Any information I couldn’t find, he could. There were
only two catches if you dealt with Eddie. First, you never
asked him how he did it, and second, he only accepted
credit cards for payment.

Sometimes his charges were expensive, sometimes reasonable, never cheap. But, failure was not in his vocabulary.

Overhead, the lights flickered, once, twice, then went
out. Cries and exclamations filled the darkened room. I
blinked against the sudden darkness as my eyes grew accustomed to the shadows cast by the faint light from each
of the small squares in the storm shutters.

Uncle Henry grumbled. “Blasted lights. And that does it
for the radio too.”

Leroi looked around. “The generator couldn’t be out of
gas already. Why, there was several hundred gallons there.”

I glanced down at my laptop and cell phone, our last
contacts with the outside world. For a moment, I considered
shutting them down to save what charges remained in their
batteries in case we should need them in an emergency.

But, I was already hooked up and ready to go. Another
minute wouldn’t rock the foundations of the world, and
even if there were an emergency, no outside aid could come
in. We were on our own, cell phone or no cell phone.
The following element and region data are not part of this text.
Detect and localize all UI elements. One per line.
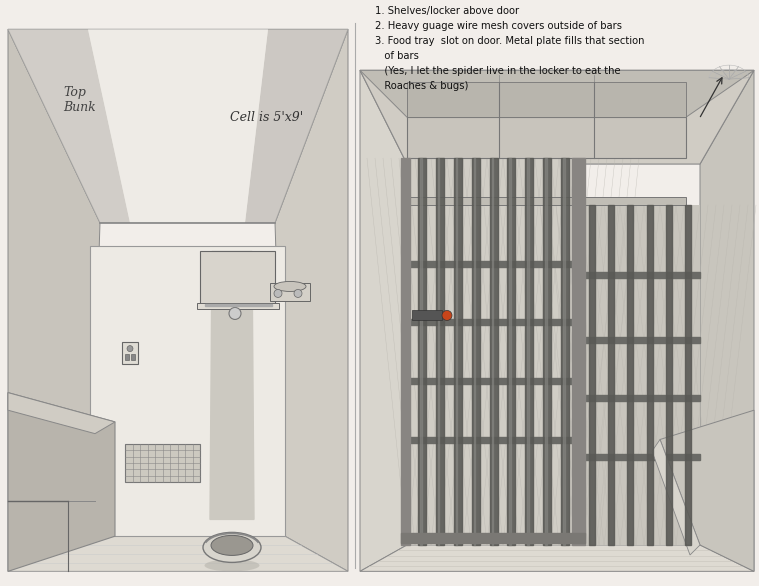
Polygon shape <box>490 158 497 545</box>
Polygon shape <box>8 29 348 223</box>
Polygon shape <box>580 454 700 460</box>
Circle shape <box>127 346 133 352</box>
Circle shape <box>229 308 241 319</box>
Bar <box>125 444 200 482</box>
Bar <box>197 304 279 309</box>
Polygon shape <box>401 158 410 545</box>
Bar <box>125 353 129 360</box>
Polygon shape <box>563 158 565 545</box>
Polygon shape <box>88 29 268 223</box>
Text: of bars: of bars <box>375 51 419 61</box>
Text: Roaches & bugs): Roaches & bugs) <box>375 81 468 91</box>
Ellipse shape <box>204 560 260 571</box>
Polygon shape <box>360 70 407 571</box>
Polygon shape <box>420 158 421 545</box>
Bar <box>270 284 310 301</box>
Ellipse shape <box>274 281 306 291</box>
Polygon shape <box>8 536 348 571</box>
Polygon shape <box>407 261 580 267</box>
Polygon shape <box>528 158 529 545</box>
Polygon shape <box>436 158 444 545</box>
Bar <box>412 311 442 321</box>
Polygon shape <box>471 158 480 545</box>
Polygon shape <box>580 272 700 278</box>
Polygon shape <box>608 205 614 545</box>
Bar <box>407 197 686 205</box>
Polygon shape <box>360 545 754 571</box>
Bar <box>122 342 138 363</box>
Text: Cell is 5'x9': Cell is 5'x9' <box>230 111 303 124</box>
Polygon shape <box>652 440 700 555</box>
Circle shape <box>294 289 302 298</box>
Polygon shape <box>543 158 551 545</box>
Polygon shape <box>589 205 595 545</box>
Polygon shape <box>407 117 686 158</box>
Polygon shape <box>8 29 100 571</box>
Polygon shape <box>647 205 653 545</box>
Polygon shape <box>205 305 272 306</box>
Text: 2. Heavy guage wire mesh covers outside of bars: 2. Heavy guage wire mesh covers outside … <box>375 21 622 31</box>
Polygon shape <box>628 205 634 545</box>
Polygon shape <box>407 319 580 325</box>
Polygon shape <box>572 158 585 545</box>
Polygon shape <box>545 158 546 545</box>
Polygon shape <box>474 158 475 545</box>
Polygon shape <box>700 70 754 571</box>
Polygon shape <box>360 70 754 117</box>
Polygon shape <box>660 410 754 571</box>
Polygon shape <box>8 393 115 571</box>
Polygon shape <box>525 158 534 545</box>
Polygon shape <box>580 337 700 343</box>
Ellipse shape <box>203 533 261 563</box>
Polygon shape <box>455 158 457 545</box>
Polygon shape <box>210 251 254 519</box>
Polygon shape <box>401 533 585 543</box>
Polygon shape <box>8 29 130 223</box>
Polygon shape <box>407 378 580 384</box>
Polygon shape <box>275 29 348 571</box>
Ellipse shape <box>211 536 253 556</box>
Polygon shape <box>666 205 672 545</box>
Bar <box>580 205 700 545</box>
Circle shape <box>274 289 282 298</box>
Text: (Yes, I let the spider live in the locker to eat the: (Yes, I let the spider live in the locke… <box>375 66 621 76</box>
Text: 1. Shelves/locker above door: 1. Shelves/locker above door <box>375 6 519 16</box>
Polygon shape <box>507 158 515 545</box>
Polygon shape <box>245 29 348 223</box>
Polygon shape <box>8 393 115 434</box>
Bar <box>131 353 135 360</box>
Text: Top
Bunk: Top Bunk <box>63 86 96 114</box>
Bar <box>200 251 275 306</box>
Polygon shape <box>454 158 461 545</box>
Circle shape <box>442 311 452 321</box>
Bar <box>407 158 580 545</box>
Polygon shape <box>580 396 700 401</box>
Polygon shape <box>407 82 686 117</box>
Polygon shape <box>492 158 493 545</box>
Polygon shape <box>685 205 691 545</box>
Polygon shape <box>509 158 511 545</box>
Polygon shape <box>418 158 426 545</box>
Polygon shape <box>561 158 569 545</box>
Polygon shape <box>407 437 580 442</box>
Polygon shape <box>438 158 439 545</box>
Polygon shape <box>90 246 285 536</box>
Text: 3. Food tray  slot on door. Metal plate fills that section: 3. Food tray slot on door. Metal plate f… <box>375 36 644 46</box>
Polygon shape <box>360 70 754 164</box>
At the end of my requests to Eddie, I added a brief message, instructing him to call me precisely at three o’clock
that afternoon whether he had the information or not. I
added that my cell phone batteries were only minutes from
dropping dead.

Crossing my fingers, I sent the message into cyberspace.

 

As long as the reassuring glow of the overhead lights
filled the house, most of us handled the storm with a fairly
casual aplomb. With the darkness, though, a gloomy wariness, a shadowy fear, replaced that nonchalant assurance,
despite the dim glow of coal oil lamps and the single Coleman lantern struggling to dispel the shadows filling the cavernous mansion.
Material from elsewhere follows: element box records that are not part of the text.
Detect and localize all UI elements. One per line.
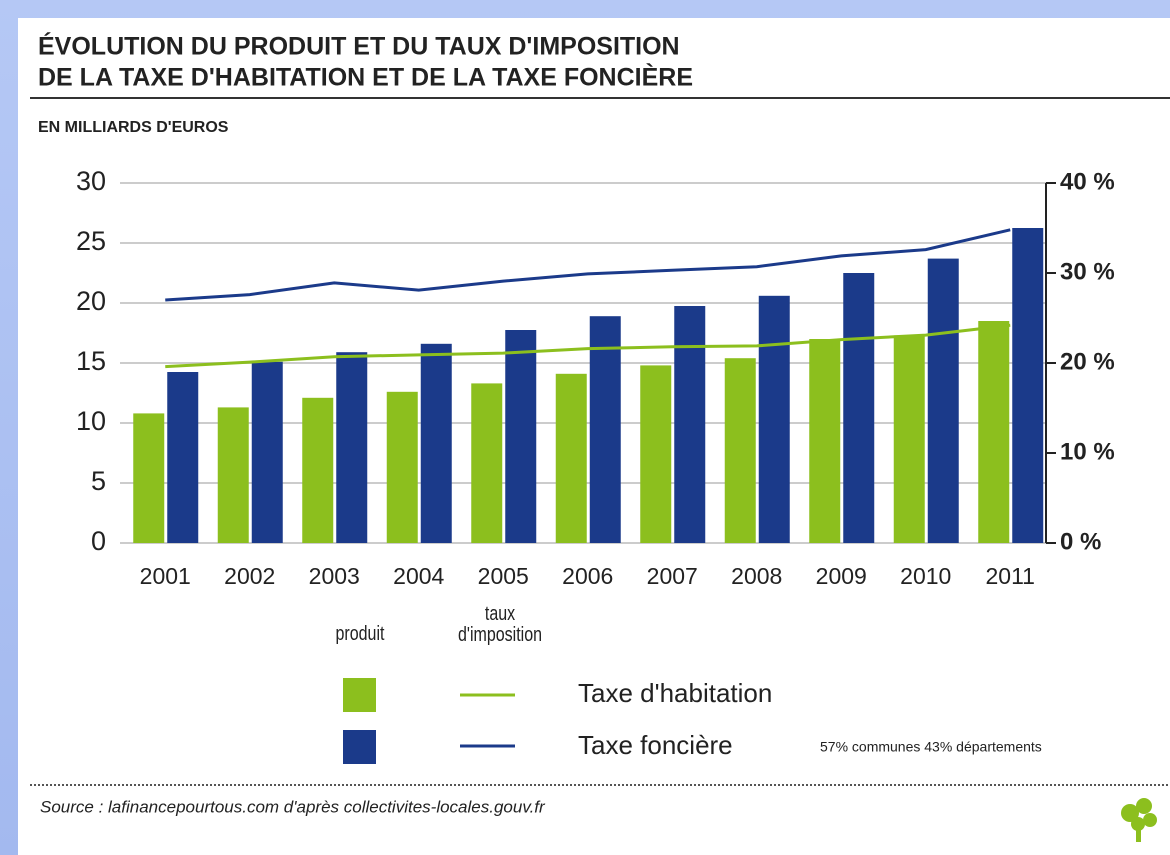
legend-header: taux d'imposition — [458, 603, 542, 646]
y-tick-label: 30 — [76, 166, 106, 196]
y2-tick-label: 40 % — [1060, 168, 1115, 195]
legend-header: produit — [335, 623, 385, 645]
y2-tick-label: 10 % — [1060, 438, 1115, 465]
bar — [674, 306, 706, 543]
bar — [724, 358, 756, 543]
bar — [133, 413, 165, 543]
bar — [843, 273, 875, 543]
bar — [640, 365, 672, 543]
x-tick-label: 2006 — [562, 563, 613, 589]
subtitle: EN MILLIARDS D'EUROS — [38, 119, 229, 136]
legend-label: Taxe d'habitation — [578, 678, 772, 708]
bar — [336, 352, 368, 543]
x-tick-label: 2007 — [647, 563, 698, 589]
x-tick-label: 2003 — [309, 563, 360, 589]
bar — [167, 372, 199, 543]
x-tick-label: 2009 — [816, 563, 867, 589]
bar — [927, 258, 959, 543]
chart-title: DE LA TAXE D'HABITATION ET DE LA TAXE FO… — [38, 63, 693, 92]
bar — [893, 335, 925, 543]
bar — [809, 339, 841, 543]
logo — [1121, 798, 1157, 842]
bar — [978, 321, 1010, 543]
y-tick-label: 0 — [91, 526, 106, 556]
y2-tick-label: 20 % — [1060, 348, 1115, 375]
y-tick-label: 20 — [76, 286, 106, 316]
bar — [386, 391, 418, 543]
bar — [555, 373, 587, 543]
x-tick-label: 2008 — [731, 563, 782, 589]
x-tick-label: 2005 — [478, 563, 529, 589]
annotation: 57% communes 43% départements — [820, 739, 1042, 755]
x-tick-label: 2010 — [900, 563, 951, 589]
bar — [251, 361, 283, 543]
bar — [505, 330, 537, 543]
line — [165, 323, 1011, 369]
legend-swatch — [343, 678, 376, 712]
y-tick-label: 15 — [76, 346, 106, 376]
bar — [758, 295, 790, 543]
line — [165, 228, 1011, 302]
y2-tick-label: 30 % — [1060, 258, 1115, 285]
bar — [471, 383, 503, 543]
x-tick-label: 2002 — [224, 563, 275, 589]
x-tick-label: 2001 — [140, 563, 191, 589]
bar — [589, 316, 621, 543]
x-tick-label: 2011 — [986, 563, 1035, 589]
y-tick-label: 10 — [76, 406, 106, 436]
legend-swatch — [343, 730, 376, 764]
legend-label: Taxe foncière — [578, 730, 733, 760]
chart-title: ÉVOLUTION DU PRODUIT ET DU TAUX D'IMPOSI… — [38, 32, 680, 61]
bar — [217, 407, 249, 543]
bar — [302, 397, 334, 543]
y2-tick-label: 0 % — [1060, 528, 1101, 555]
y-tick-label: 25 — [76, 226, 106, 256]
bar — [420, 343, 452, 543]
bar — [1012, 228, 1044, 543]
y-tick-label: 5 — [91, 466, 106, 496]
x-tick-label: 2004 — [393, 563, 444, 589]
source: Source : lafinancepourtous.com d'après c… — [40, 797, 546, 816]
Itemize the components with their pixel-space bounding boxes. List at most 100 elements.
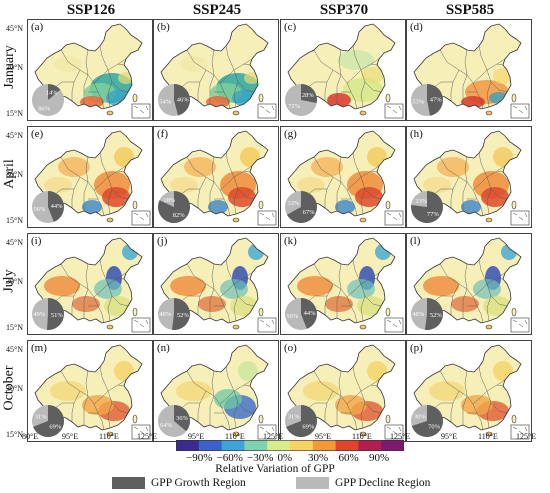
growth-decline-pie: 51% 49% bbox=[32, 298, 64, 330]
growth-decline-pie: 52% 48% bbox=[411, 298, 443, 330]
panel-label: (i) bbox=[31, 235, 42, 247]
pie-decline-label: 31% bbox=[288, 414, 301, 421]
panel-label: (j) bbox=[157, 235, 168, 247]
growth-decline-pie: 70%30% bbox=[411, 405, 443, 437]
colorbar-segment bbox=[290, 440, 314, 451]
panel-label: (h) bbox=[410, 128, 423, 140]
pie-growth-slice bbox=[48, 191, 64, 222]
panel-label: (d) bbox=[410, 21, 423, 33]
column-header-ssp585: SSP585 bbox=[445, 2, 495, 18]
panel-label: (c) bbox=[284, 21, 297, 33]
panel-label: (n) bbox=[157, 342, 170, 354]
pie-growth-slice bbox=[46, 298, 64, 330]
china-map: 70%30% bbox=[411, 344, 530, 440]
colorbar-tick: 60% bbox=[338, 452, 359, 464]
pie-growth-label: 36% bbox=[176, 415, 189, 422]
growth-decline-pie: 52% 48% bbox=[158, 298, 190, 330]
pie-decline-label: 56% bbox=[33, 206, 46, 213]
colorbar-segment bbox=[267, 440, 291, 451]
china-map: 51% 49% bbox=[32, 237, 151, 333]
column-header-ssp126: SSP126 bbox=[66, 2, 116, 18]
lat-label: 45°N bbox=[6, 24, 23, 33]
lon-label: 125°E bbox=[137, 432, 158, 441]
pie-decline-label: 48% bbox=[412, 311, 425, 318]
pie-decline-label: 48% bbox=[159, 311, 172, 318]
pie-growth-slice bbox=[33, 405, 64, 437]
legend-growth-swatch bbox=[112, 477, 145, 489]
pie-decline-label: 23% bbox=[415, 198, 428, 205]
legend-growth: GPP Growth Region bbox=[112, 477, 246, 489]
lat-label: 30°N bbox=[6, 63, 23, 72]
map-panel-d: 47% 53% (d) bbox=[406, 19, 532, 121]
pie-decline-label: 56% bbox=[286, 313, 299, 320]
pie-growth-slice bbox=[286, 191, 317, 223]
panel-label: (p) bbox=[410, 342, 423, 354]
pie-decline-label: 53% bbox=[412, 98, 425, 105]
lat-label: 30°N bbox=[6, 277, 23, 286]
lat-label: 45°N bbox=[6, 131, 23, 140]
pie-decline-label: 64% bbox=[160, 422, 173, 429]
pie-growth-label: 44% bbox=[51, 203, 64, 210]
pie-growth-label: 82% bbox=[173, 212, 186, 219]
pie-growth-label: 77% bbox=[427, 211, 440, 218]
pie-growth-label: 44% bbox=[304, 310, 317, 317]
colorbar-tick: −60% bbox=[216, 452, 243, 464]
pie-growth-slice bbox=[411, 405, 443, 437]
panel-label: (l) bbox=[410, 235, 421, 247]
growth-decline-pie: 69%31% bbox=[32, 405, 64, 437]
colorbar-segment bbox=[244, 440, 268, 451]
china-map: 14% 86% bbox=[32, 23, 151, 119]
growth-decline-pie: 82% 18% bbox=[158, 191, 190, 223]
pie-growth-slice bbox=[158, 191, 190, 223]
map-panel-i: 51% 49% (i) bbox=[27, 233, 153, 335]
colorbar-segment bbox=[221, 440, 245, 451]
map-panel-o: 69% 31% (o) bbox=[280, 340, 406, 442]
pie-growth-slice bbox=[286, 405, 317, 437]
pie-growth-label: 14% bbox=[46, 90, 59, 97]
pie-growth-slice bbox=[427, 84, 443, 116]
china-map: 69%31% bbox=[285, 344, 404, 440]
pie-growth-label: 51% bbox=[51, 312, 64, 319]
china-map: 28%72% bbox=[285, 23, 404, 119]
colorbar-segment bbox=[335, 440, 359, 451]
china-map: 46% 54% bbox=[158, 23, 277, 119]
pie-growth-slice bbox=[48, 84, 61, 100]
panel-label: (m) bbox=[31, 342, 47, 354]
lon-label: 125°E bbox=[516, 432, 537, 441]
pie-growth-label: 70% bbox=[428, 424, 441, 431]
colorbar-segment bbox=[312, 440, 337, 451]
lat-label: 15°N bbox=[6, 109, 23, 118]
panel-label: (k) bbox=[284, 235, 297, 247]
legend-decline: GPP Decline Region bbox=[296, 477, 430, 489]
colorbar-segment bbox=[176, 440, 200, 451]
map-panel-l: 52% 48% (l) bbox=[406, 233, 532, 335]
pie-decline-label: 31% bbox=[35, 414, 48, 421]
panel-label: (o) bbox=[284, 342, 297, 354]
panel-label: (f) bbox=[157, 128, 168, 140]
china-map: 44% 56% bbox=[285, 237, 404, 333]
panel-label: (b) bbox=[157, 21, 170, 33]
pie-decline-label: 33% bbox=[287, 200, 300, 207]
lon-label: 95°E bbox=[62, 432, 79, 441]
map-panel-p: 70% 30% (p) bbox=[406, 340, 532, 442]
lat-label: 30°N bbox=[6, 170, 23, 179]
growth-decline-pie: 44% 56% bbox=[32, 191, 64, 223]
growth-decline-pie: 28%72% bbox=[285, 84, 317, 116]
growth-decline-pie: 69%31% bbox=[285, 405, 317, 437]
pie-growth-slice bbox=[301, 84, 317, 103]
panel-label: (a) bbox=[31, 21, 44, 33]
china-map: 67%33% bbox=[285, 130, 404, 226]
lat-label: 30°N bbox=[6, 384, 23, 393]
growth-decline-pie: 44% 56% bbox=[285, 298, 317, 330]
china-map: 52% 48% bbox=[158, 237, 277, 333]
pie-growth-slice bbox=[171, 298, 190, 330]
colorbar-title: Relative Variation of GPP bbox=[215, 463, 335, 475]
map-panel-k: 44% 56% (k) bbox=[280, 233, 406, 335]
pie-decline-label: 72% bbox=[288, 103, 301, 110]
colorbar-tick: −30% bbox=[247, 452, 274, 464]
colorbar-segment bbox=[381, 440, 404, 451]
lat-label: 15°N bbox=[6, 430, 23, 439]
china-map: 44% 56% bbox=[32, 130, 151, 226]
map-panel-c: 28% 72% (c) bbox=[280, 19, 406, 121]
pie-decline-label: 30% bbox=[414, 413, 427, 420]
Janice and I sat on the couch, staring at the storm beyond
the French doors. She had slipped her arms through mine
and rested her head on my shoulder. Neither of us spoke,
each lost in his own thoughts.

The discovery of the secret stairs had punched holes in
my theory that there were only four who could have perpetrated the murders.
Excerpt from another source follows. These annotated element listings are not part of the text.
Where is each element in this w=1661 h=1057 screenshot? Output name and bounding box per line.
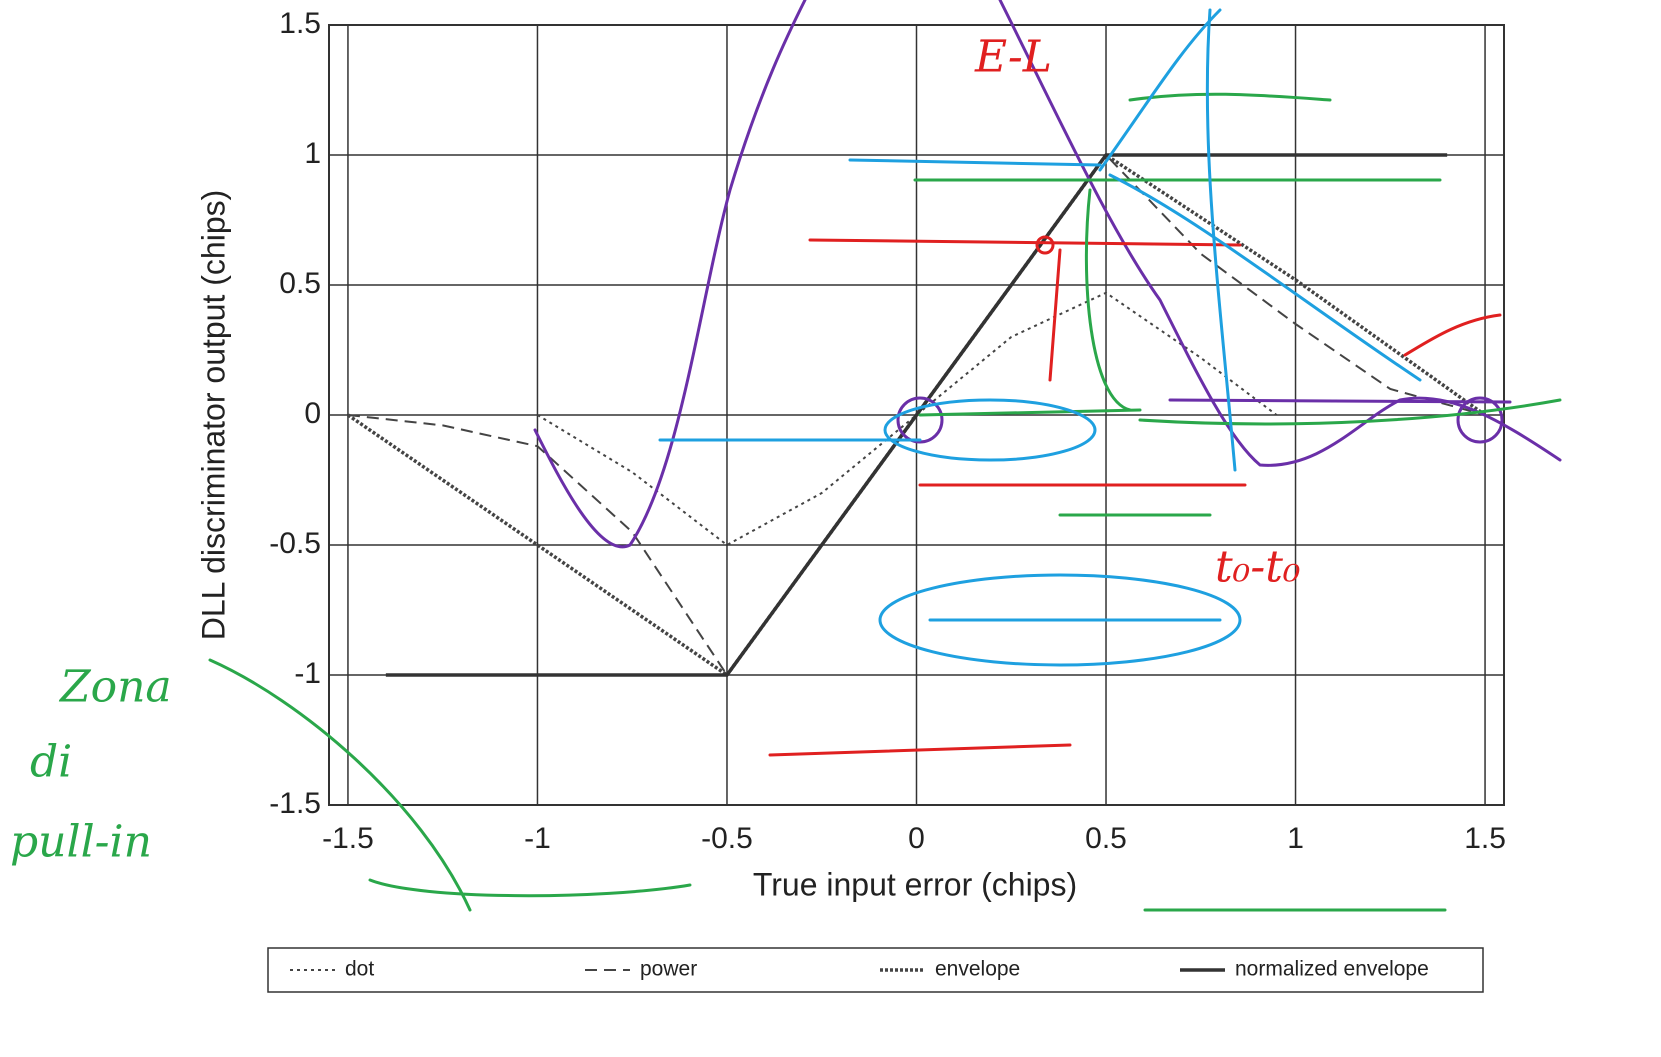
handwriting	[210, 0, 1560, 910]
x-tick-label: 1.5	[1464, 822, 1506, 855]
y-tick-label: -1	[294, 657, 321, 690]
legend-label: power	[640, 958, 697, 981]
y-tick-label: -1.5	[269, 787, 321, 820]
chart: -1.5 -1 -0.5 0 0.5 1 1.5 1.5 1 0.5 0 -0.5 -1 -1.5 dot p…	[0, 0, 1661, 1057]
x-tick-label: -1	[524, 822, 551, 855]
x-tick-label: 0.5	[1085, 822, 1127, 855]
y-tick-label: 0.5	[279, 267, 321, 300]
y-tick-label: 1.5	[279, 7, 321, 40]
annotation: pull-in	[10, 817, 152, 868]
annotation: Zona	[58, 662, 172, 713]
y-tick-label: -0.5	[269, 527, 321, 560]
x-tick-label: -0.5	[701, 822, 753, 855]
annotation: t₀-t₀	[1215, 542, 1301, 593]
x-tick-label: -1.5	[322, 822, 374, 855]
annotation: E-L	[974, 32, 1052, 83]
x-tick-label: 1	[1287, 822, 1304, 855]
y-tick-label: 1	[304, 137, 321, 170]
y-tick-label: 0	[304, 397, 321, 430]
legend-label: dot	[345, 958, 374, 981]
legend-label: normalized envelope	[1235, 958, 1429, 981]
annotation: di	[30, 737, 72, 788]
legend-label: envelope	[935, 958, 1020, 981]
y-axis-title: DLL discriminator output (chips)	[195, 190, 231, 641]
x-axis-title: True input error (chips)	[753, 866, 1077, 902]
x-tick-label: 0	[908, 822, 925, 855]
On the other hand, each of the four had sound motives
and the opportunity, evidence that would carry a lot of
weight with the state police. I still couldn’t figure why the
snake was moved.

I glanced at Leroi, who sat with his wife and his father
near the kitchen door. Was Leroi capable of three murders?
He had the motive. Money. While he still had to pay off
the loan to A.D.‘s estate, he wouldn’t have to worry about
a forced partnership. There was still the oil property from forty years earlier. And he had the opportunity. I could see
the screwdriver, the poison, but try as I could, there was
no way I could visualize Leroi messing around with a cottonmouth water moccasin.

Then there was Bailey. The hard proof nailed him. Both
A.D.‘s money clip and money were found in his possession.
And he also had the opportunity. He admitted being in the
room. Sure, he had been drunk. He could have killed A.D.
during a drunken blackout, but three blackouts? That was
what bothered me. He was too guilty looking.

A fairly solid circumstantial case could be built against
Ezeline Thibodeaux. She hated the life Bailey provided her.
She hated A.D. She hated being poor. She hated having to
shop in thrift stores. People have killed for less.

She had the opportunity, and she had the motive. If A.D.
were dead, maybe her husband would share in his brother’s
estate. Soon I would know whether or not Bailey was in
A.D.‘s will. If he were, and Ezeline was behind the murders, she could very well end up with the estate, since the
majority of the hard evidence pointed to Bailey.